Since ULEAD is cheap, it won't hurt your pocket to acquire a copy and try it out first. If it works and its output is compatible with your HD DVD authoring program - why not. You did not mention your HD DVD authoring program you have.

However, for preview quality - I don't even bother about using software. If SD is all you need for your clients (as opposed to HD) - just connect a cheap DVD recorder (JVC / Panasonic) to your component output and play it back from EDIUS timeline. 10 minutes video = 10 minutes of "conversion".

Mark Donnell
August 21st, 2007, 05:58 PM
TingSern - thanks for the reply. I have no time constraints, so I may try Procoder Express for the conversion to MPEG2. My actual "job" is as an anesthesiologist - high-quality video is a hobby for me. The Ulead program advertises that it will author HD-DVD and can print onto DVD-Rs with a standard DVD burner. My only other question is, after you export the timeline to your MPEG2 coding program, is the result just a file that you import into your HD-DVD authoring program ? Also, do you have to specify what compression the MPEG2 program must do to get a file that can be used by the HD-DVD authoring program ? I imagine the the original DVCPRO HD is probably compressed three or four times to fit into the HD-DVD authoring program.

TingSern Wong
August 21st, 2007, 07:35 PM
Mark,

Welcome to my world too. I don't work full time as a videographer as well. I am a multi-purpose guy. Part leg in IT world, another leg in photography, one hand in videography (and audio recording) and one hand in .... etc, etc. But I am totally familiar with the demands of videography and have done corporate videos in large quantities.

Back to your question - it depends on what your HD DVD authoring program can accept as input. You have to check ULEAD specifications first - whether it take MPEG Transport stream or MPEG Data (??? - not very sure off hand) stream. One of the MPEG stream has two files - *.mvt and *.wav (or *.aac, or whatever audio stream you have chosen). The other MPEG stream has something else - can't recall offhand. Can go back to check for you. Some DVD authoring program only accepts the Transport stream and some will take both, etc. Since I don't have ULEAD, you will have to check that aspect yourself.

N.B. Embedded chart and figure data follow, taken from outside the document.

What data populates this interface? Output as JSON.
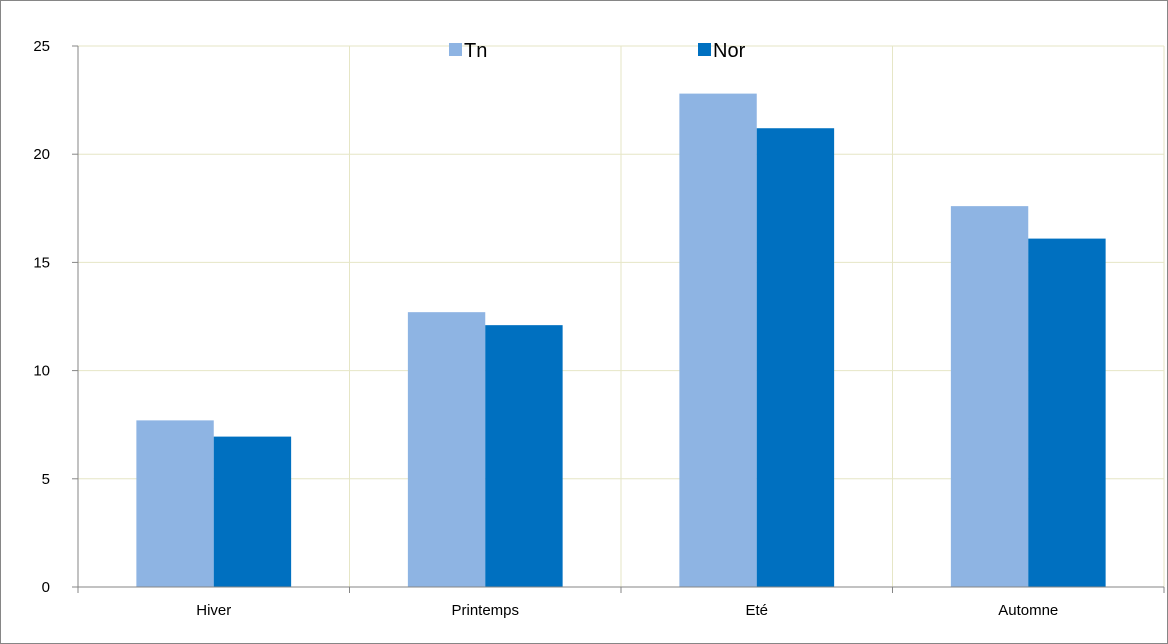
{
  "chart_data": {
    "type": "bar",
    "title": "",
    "xlabel": "",
    "ylabel": "",
    "categories": [
      "Hiver",
      "Printemps",
      "Eté",
      "Automne"
    ],
    "series": [
      {
        "name": "Tn",
        "values": [
          7.7,
          12.7,
          22.8,
          17.6
        ],
        "color": "#8EB4E3"
      },
      {
        "name": "Nor",
        "values": [
          6.95,
          12.1,
          21.2,
          16.1
        ],
        "color": "#0070C0"
      }
    ],
    "ylim": [
      0,
      25
    ],
    "yticks": [
      "0",
      "5",
      "10",
      "15",
      "20",
      "25"
    ],
    "grid": true,
    "legend": "top-center"
  }
}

So - yes, the output from ProCoder Express will be one or more MPEG files (one containing the video and another which holds the audio) which will be used as input into your HD DVD authoring program of your choice. ProCoder Express is not that flexible as ProCoder Version 3 - but, I suspect ULEAD will be more flexible in accepting what it can have as input. The key thing to watch out - you don't want ULEAD to do another round of 'transcoding' after you have output your MPEG file from ProCoder Express. Hence, you must make sure the parameters you set up in ProCoder Express will allow the MPEG file to 'pass through' ULEAD without it converting to yet another MPEG file. You will need to read ULEAD specifications to see what it will accept as a "pass-through" MPEG file.

*ULEAD might be able to burn a DVD directly without producing a DVD Image file - but, that's something which, again, only you can tell.

After you read through the ULEAD program specs (and if you are still unsure) - please let me know - and I will try to help you. Enjoy your HD video production then.

Mark Donnell
August 21st, 2007, 11:58 PM
Thanks - I'll let you know how it goes. Also, for other viewers, I just noticed that Edius has upgrade specials in place until the end of September. Owners of Procoder Express 3 can upgrade to full Procoder 3 for $ 199. I'm strongly considering that offer myself.

TingSern Wong
August 22nd, 2007, 12:31 AM
Hold your upgrade first ... put in ULEAD and see how ProCoder Express interfaces with ULEAD - if it works fine for you, and since you have no time constraints, you can stay with ProCoder Express. Of course, if you have requirements to convert other video formats, the ProCoder 3 is a better tool. Since you have one month and slightly more to evaluate this situation, you can throughly test out ULEAD + ProCoder Express combination and see if it suits you.